The pizza arrives and we get sidetracked watching the first half of “Legally Blonde.” As Meredith pulls three individual pints of ice cream out of the freezer, the Colin conversation starts up again.

“You need to talk to him. Our collective minds can come up with a million different reasons for why he kept this from you, but the only way to get answers is to sit him down and hash it out.” Meredith is always the logical one, and I love her for it.

Ivy leans over and gently puts her hand on my knee. “And you have to ask yourself a couple questions. How do you feel about him? And are those feelings deep enough to weather this? I mean, don’t play this down...he hid something from you. But in the course of a relationship, people are going to fuck up. You need to figure out if this is his usual MO or if it was one singular mistake.”

I take a deep breath before taking a heaping bite of ice cream. “I’ll talk to him, and I promise to keep an open mind.”

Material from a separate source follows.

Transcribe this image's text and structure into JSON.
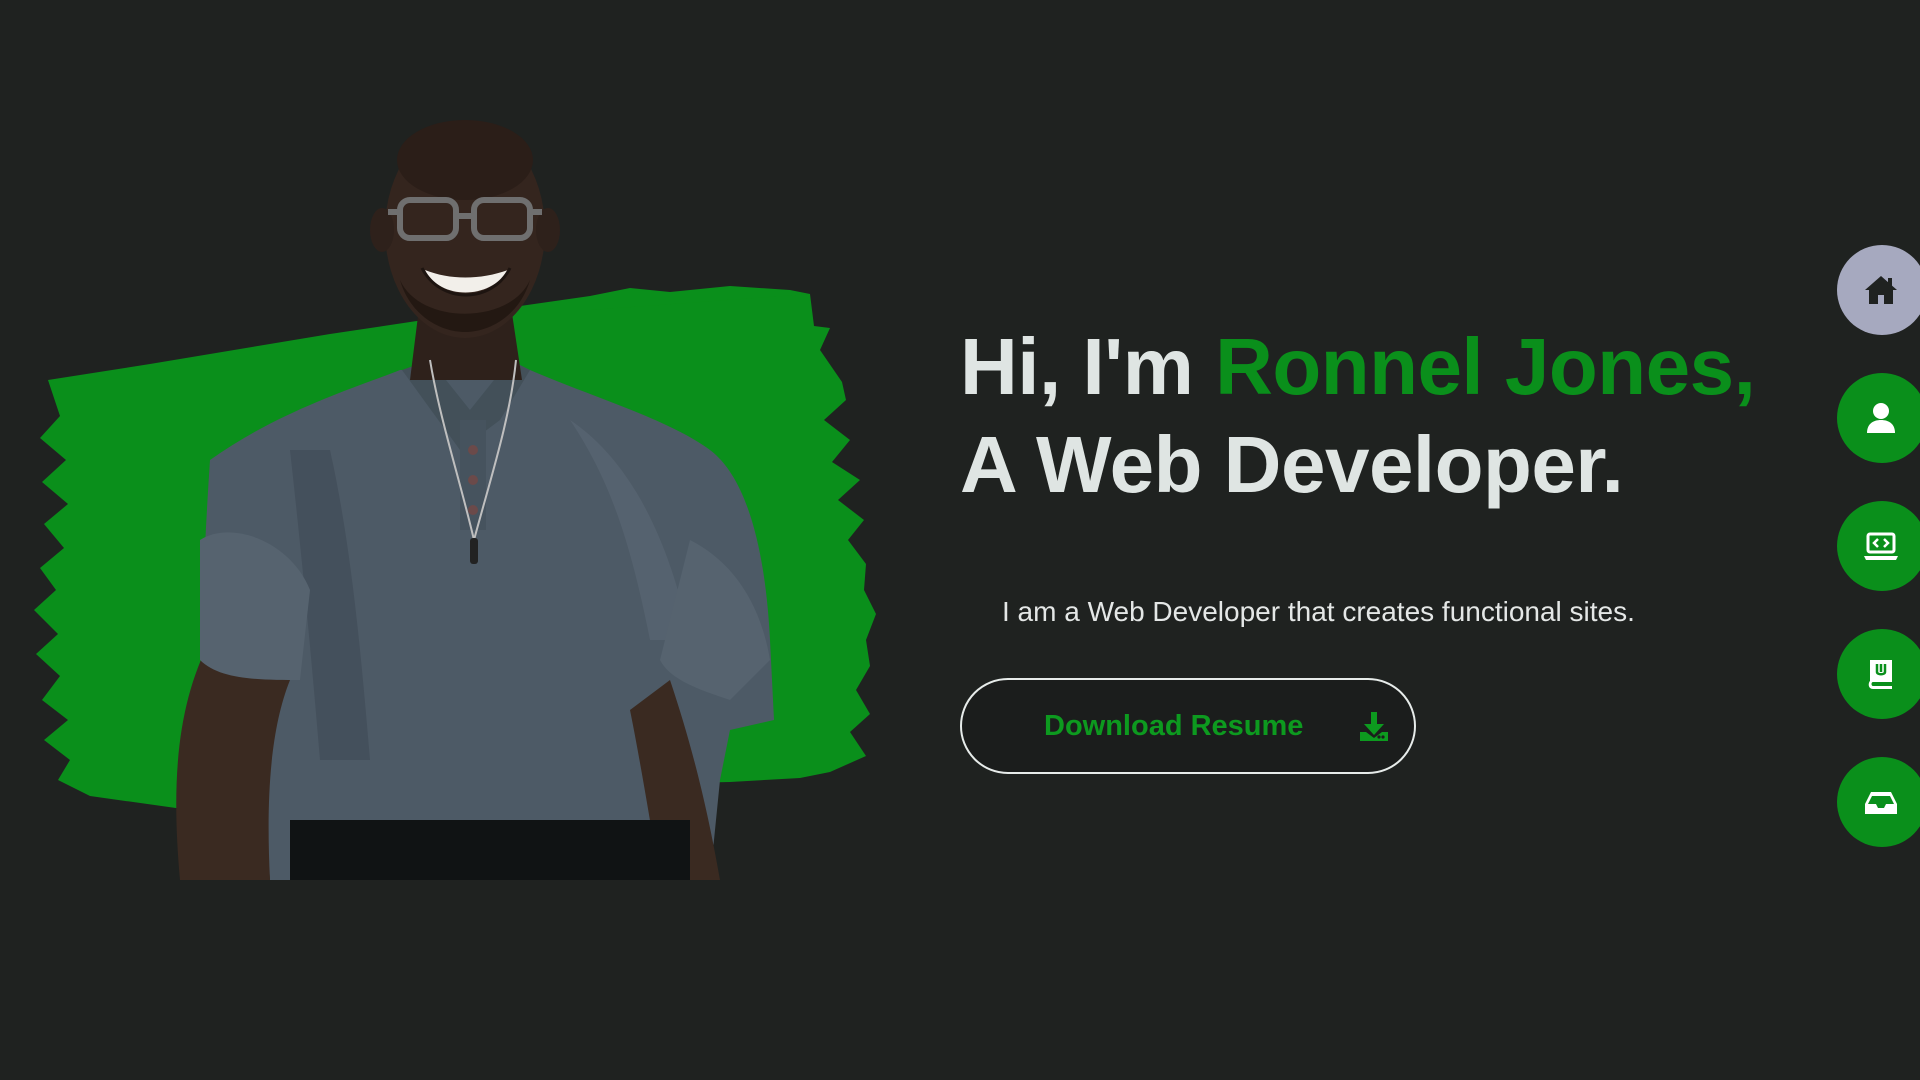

“Maybe let him stew for a few days,” Meredith says. I appreciate the petty, but I don’t know if I can last that long without talking to him or seeing him. I hate this unsettled feeling in my chest, like there’s a piece missing. And I hate how my brain is filling in the blanks that he won’t.

Maybe after a good night’s sleep I’ll have a better plan. Otherwise, I’ll just eat more ice cream.